The finances of SaaS companies are significantly different than traditional software companies from fund raising through the exit. Venture capitalists have nearly eliminated funding on-premise software companies and have shifted their new software investments to the Cloud and SaaS companies. Private equity firms are investing in on-premise companies that are shifting to a SaaS strategy to gain increased returns on exits.
Legacy software companies such as Oracle and SAP are acquiring SaaS companies like RightNow and SuccessFactors at high multiples. SaaS companies returned 2.25 times the Price/Revenue ratio of on-premise firms on exit in Q3 2011 (Software Equity Q3 2011). It is also more difficult to sell an on-premise software company than a SaaS company. Acquiring companies often make these acquisitions to obtain SaaS technology, expertise, and SaaS customers.
SaaS companies enjoy much more predictable revenue and build up a “flywheel” of reoccurring revenue that is valued by investors and the financial markets.
SaaS Business Model Impacts: Cash Flow and Working Capital Requirements
Cash Flows and the delay of Recognized Revenue are two major factors for SaaS companies. While there is great value in reoccurring SaaS revenue streams, delayed revenue impacts both the near-term profitability and the cash requirements. The faster a SaaS company grows, the lower the profits and the greater the cash requirements. Banks are beginning to finance contractual revenue streams, but primarily for their best, lowest risk clients.

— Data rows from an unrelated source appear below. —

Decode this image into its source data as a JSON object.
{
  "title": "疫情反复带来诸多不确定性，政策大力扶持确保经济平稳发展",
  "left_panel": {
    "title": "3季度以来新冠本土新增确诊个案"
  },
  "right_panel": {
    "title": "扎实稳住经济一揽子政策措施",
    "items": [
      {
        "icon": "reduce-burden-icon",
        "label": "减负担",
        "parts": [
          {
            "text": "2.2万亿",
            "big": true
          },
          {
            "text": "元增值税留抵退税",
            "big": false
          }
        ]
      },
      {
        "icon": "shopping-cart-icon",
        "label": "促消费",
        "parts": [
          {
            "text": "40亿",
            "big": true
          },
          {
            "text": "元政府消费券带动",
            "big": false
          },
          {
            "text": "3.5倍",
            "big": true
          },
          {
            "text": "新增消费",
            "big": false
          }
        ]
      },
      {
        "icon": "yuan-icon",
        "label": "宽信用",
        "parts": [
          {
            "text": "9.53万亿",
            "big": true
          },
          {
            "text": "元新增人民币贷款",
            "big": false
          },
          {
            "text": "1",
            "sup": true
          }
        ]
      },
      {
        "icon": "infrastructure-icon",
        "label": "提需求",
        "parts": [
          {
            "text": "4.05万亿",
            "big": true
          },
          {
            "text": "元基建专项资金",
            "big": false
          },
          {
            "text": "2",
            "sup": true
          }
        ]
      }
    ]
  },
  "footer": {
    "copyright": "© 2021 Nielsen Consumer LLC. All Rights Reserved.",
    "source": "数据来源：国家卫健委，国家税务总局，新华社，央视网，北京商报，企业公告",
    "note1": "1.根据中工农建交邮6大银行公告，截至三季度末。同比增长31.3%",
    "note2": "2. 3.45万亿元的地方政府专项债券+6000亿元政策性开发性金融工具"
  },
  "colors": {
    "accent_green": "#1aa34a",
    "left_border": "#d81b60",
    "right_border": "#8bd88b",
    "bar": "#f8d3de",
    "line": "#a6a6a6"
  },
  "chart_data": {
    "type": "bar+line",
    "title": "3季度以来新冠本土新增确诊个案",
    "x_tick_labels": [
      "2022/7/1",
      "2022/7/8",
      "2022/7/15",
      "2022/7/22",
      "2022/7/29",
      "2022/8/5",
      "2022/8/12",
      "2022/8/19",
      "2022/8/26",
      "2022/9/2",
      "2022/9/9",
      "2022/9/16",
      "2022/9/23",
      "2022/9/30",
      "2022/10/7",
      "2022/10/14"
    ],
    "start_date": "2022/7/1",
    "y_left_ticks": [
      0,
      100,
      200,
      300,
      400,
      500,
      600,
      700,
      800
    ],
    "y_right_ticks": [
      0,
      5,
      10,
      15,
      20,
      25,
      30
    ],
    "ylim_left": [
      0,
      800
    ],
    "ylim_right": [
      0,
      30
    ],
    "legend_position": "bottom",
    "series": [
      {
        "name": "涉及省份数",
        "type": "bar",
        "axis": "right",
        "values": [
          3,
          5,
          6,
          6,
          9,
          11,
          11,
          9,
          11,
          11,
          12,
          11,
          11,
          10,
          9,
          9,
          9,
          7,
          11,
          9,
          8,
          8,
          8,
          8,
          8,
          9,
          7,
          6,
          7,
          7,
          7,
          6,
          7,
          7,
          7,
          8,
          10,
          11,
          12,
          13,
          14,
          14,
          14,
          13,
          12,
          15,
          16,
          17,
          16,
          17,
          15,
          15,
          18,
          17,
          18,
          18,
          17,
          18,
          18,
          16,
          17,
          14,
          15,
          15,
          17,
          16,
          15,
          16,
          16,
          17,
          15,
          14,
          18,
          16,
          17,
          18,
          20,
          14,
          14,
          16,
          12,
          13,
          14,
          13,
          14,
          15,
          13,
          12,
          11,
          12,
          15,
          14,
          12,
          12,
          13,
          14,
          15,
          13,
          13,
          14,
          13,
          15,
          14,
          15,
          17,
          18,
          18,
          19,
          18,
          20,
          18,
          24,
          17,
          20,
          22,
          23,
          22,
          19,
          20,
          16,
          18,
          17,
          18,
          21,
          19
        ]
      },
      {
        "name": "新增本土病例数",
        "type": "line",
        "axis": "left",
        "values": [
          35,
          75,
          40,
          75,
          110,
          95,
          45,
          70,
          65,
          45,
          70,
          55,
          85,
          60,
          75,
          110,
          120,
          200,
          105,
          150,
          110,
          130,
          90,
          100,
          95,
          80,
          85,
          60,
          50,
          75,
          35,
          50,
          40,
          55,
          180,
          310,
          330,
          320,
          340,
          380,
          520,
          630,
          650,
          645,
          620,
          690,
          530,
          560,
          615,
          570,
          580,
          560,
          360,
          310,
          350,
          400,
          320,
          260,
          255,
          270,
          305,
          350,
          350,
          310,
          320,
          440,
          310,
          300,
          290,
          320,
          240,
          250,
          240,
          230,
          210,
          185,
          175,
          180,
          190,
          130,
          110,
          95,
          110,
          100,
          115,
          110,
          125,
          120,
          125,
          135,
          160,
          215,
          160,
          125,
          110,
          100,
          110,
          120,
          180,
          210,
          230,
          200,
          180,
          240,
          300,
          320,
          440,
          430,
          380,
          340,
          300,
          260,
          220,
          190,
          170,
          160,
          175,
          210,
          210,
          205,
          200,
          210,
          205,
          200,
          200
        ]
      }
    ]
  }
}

A key responsibility of the finance department is to determine the working capital requirements of the SaaS operation. It is critically important to model the cash requirements and the sensitivity to SaaS KPIs to ensure sufficient cash is available to bridge the gap until subscription revenues build up sufficiently to cover operating expenses. Finance must also be a part of the decision about contract terms particularly with respect to prepaid subscription revenues. Many SaaS companies are increasing the minimum months of MRR (Monthly Reoccurring Revenue) that must be paid in advance, often to 12 months and giving additional discounts for longer prepayments to bridge their working capital requirements.
Since SaaS businesses are different from traditional software businesses, management must create a new set of KPIs that measure the business performance. Conventional management instincts applied to traditional software companies are dangerously misleading for SaaS companies. Since so much cash flow is deferred for SaaS operations, a system of KPIs that provide an “early warning” to performance problems in new and growing SaaS businesses is essential. SaaS KPIs also indicate when major investments should be made in areas such as sales and when those investments would be ill advised. The crucial KPIs include CLTV (Customer LifeTime Value), CAC (Customer Acquisition Costs), Churn, MRR (Monthly Reoccurring Revenue), CoS (Cost of Service), and TRuC (Total Revenue under Contract). Crucial ratios include CACS Ratio (Customer Acquisition Cost to Sales Ratio) and Monthly Revenue to CoS (target 10% to 20%).
SaaS Accounting and Audit Requirements
Many aspects of SaaS revenue recognition, while different, are more simple than for purchased software. Since the software cost is typically accrued monthly, there are fewer revenue recognition issues, particularly pertaining to features not yet delivered.
Since payment is only made for the features available at the time of subscription revenue is recognized there is no issue of paying a license fee; On-premise software that is licensed in a lump sum may come with the implicit assumption of future features which would result in the inability to recognize that license revenue, a major revenue recognition problem is avoided with SaaS. Obviously prepayment of SaaS services must be recognized only when the service is delivered. Audit standards SAS 70 and SSAE 16 for services organizations will need to be considered for larger SaaS organizations though the standards were not written with SaaS in mind — only broader service organizations.
SaaS accounting is more complex since there are more transactions per customer — it is essential that there are SaaS billing platforms that integrate the customer SaaS contracts and product utilization with accounting. Companies such as Zuora and Chargify help make make this process manageable for the finance organization.
Sales compensation payments also becomes more complex as sales people are compensated for sales over a longer period of time rather than at the time of a license sale. There are many variations on sales compensation packages, but the more complex compensation packages that are based on a sliding sales compensation rate for customer MRR payments of a number of years are complex to manage. Some companies simply pay a percent of the first year MRR fees to sales, but even if there is no sales compensation for MRR revenue beyond the first year, there are many more upgrades that require sales compensation. Similar revenue sharing complexitiy is required for partner sales that result in a series of payments for the duration of the life of the customer.